What do you need more patience in regards to?
Just in anything. Timing—I want things when I want them. If it were up to me, I'd have five Oscars and be sitting on $50 billion [laughs].
Oh, just little goals like that. OK, so where would you like to be in five years?
Five years—alive, healthy, well. You know, would have hosted Saturday Night Live five times. Won a few Tony Awards and maybe ending up being the owner of an NFL team [laughs]. Lofty goals.
What's the best piece of advice you've ever received and who did it come from?
Boy—I would say my acting coach Anna Maria Franzella, who's no longer with us. She always told me to always tell the truth. Always tell the truth in everything that I do, whether it be a speaking engagement, whether it be having a conversation with my son. It comes from a truthful, honest place and that will always take care of itself.
In A Football Life, you said one of the things that you struggled with as you were making your transition from your NFL career was this question of, “Who am I?” What have you discovered? Who are you?
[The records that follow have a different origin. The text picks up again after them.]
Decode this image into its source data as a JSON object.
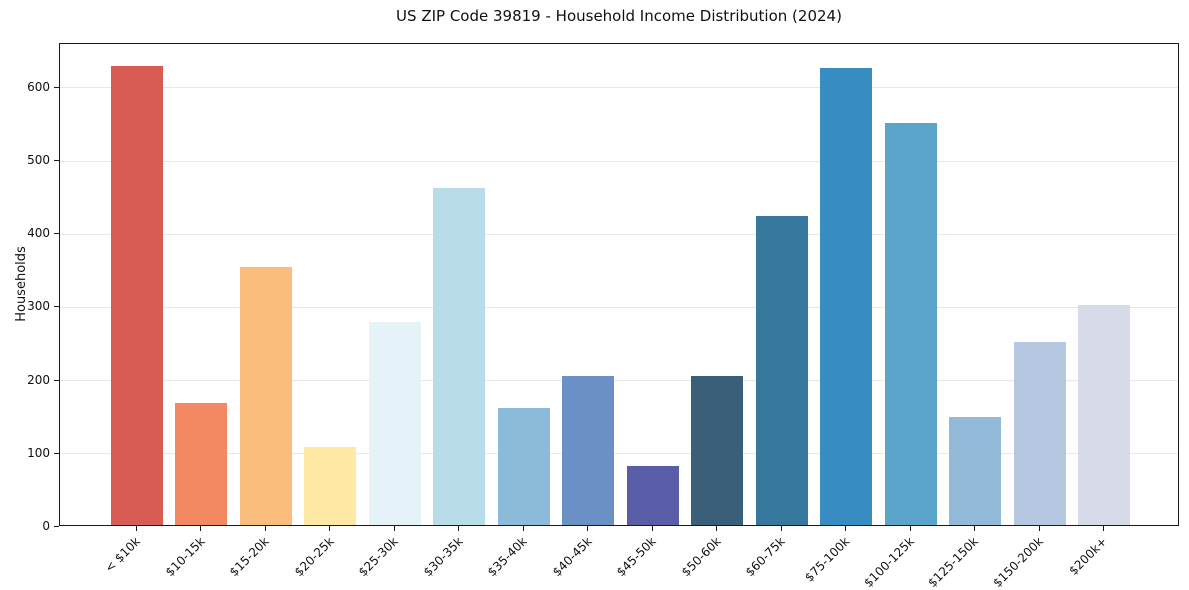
{
  "chart_data": {
    "type": "bar",
    "title": "US ZIP Code 39819 - Household Income Distribution (2024)",
    "xlabel": "",
    "ylabel": "Households",
    "categories": [
      "< $10k",
      "$10-15k",
      "$15-20k",
      "$20-25k",
      "$25-30k",
      "$30-35k",
      "$35-40k",
      "$40-45k",
      "$45-50k",
      "$50-60k",
      "$60-75k",
      "$75-100k",
      "$100-125k",
      "$125-150k",
      "$150-200k",
      "$200k+"
    ],
    "values": [
      627,
      167,
      352,
      107,
      277,
      460,
      160,
      204,
      81,
      203,
      422,
      624,
      549,
      148,
      250,
      301
    ],
    "bar_colors": [
      "#d85c53",
      "#f28963",
      "#fabd7e",
      "#fde8a4",
      "#e5f2f7",
      "#b8dcea",
      "#8cbada",
      "#6b90c6",
      "#5a5ea8",
      "#3a5f78",
      "#36789e",
      "#378cc2",
      "#5ba4ca",
      "#93b9d9",
      "#b5c7e1",
      "#d7dae8"
    ],
    "yticks": [
      0,
      100,
      200,
      300,
      400,
      500,
      600
    ],
    "ylim": [
      0,
      660
    ],
    "grid": "horizontal",
    "gridline_color": "#e8e8e8",
    "axis_color": "#1a1a1a",
    "background": "#ffffff",
    "legend": "none",
    "x_tick_label_rotation_deg": 45
  }
}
A man constantly evolving. I never stop. I'm always looking to challenge myself. I'm always looking to grow, building a career, now in entertainment and as an entrepreneur in wealth management. I'm never going to be defined as one thing. It's not going to be a football player, it's not going to be an actor; it's going to be a man who constantly pursues greatness in terms of reminding myself of the things that resonate with me at that particular moment. So 40 years from now, it could be something different that I evolve into.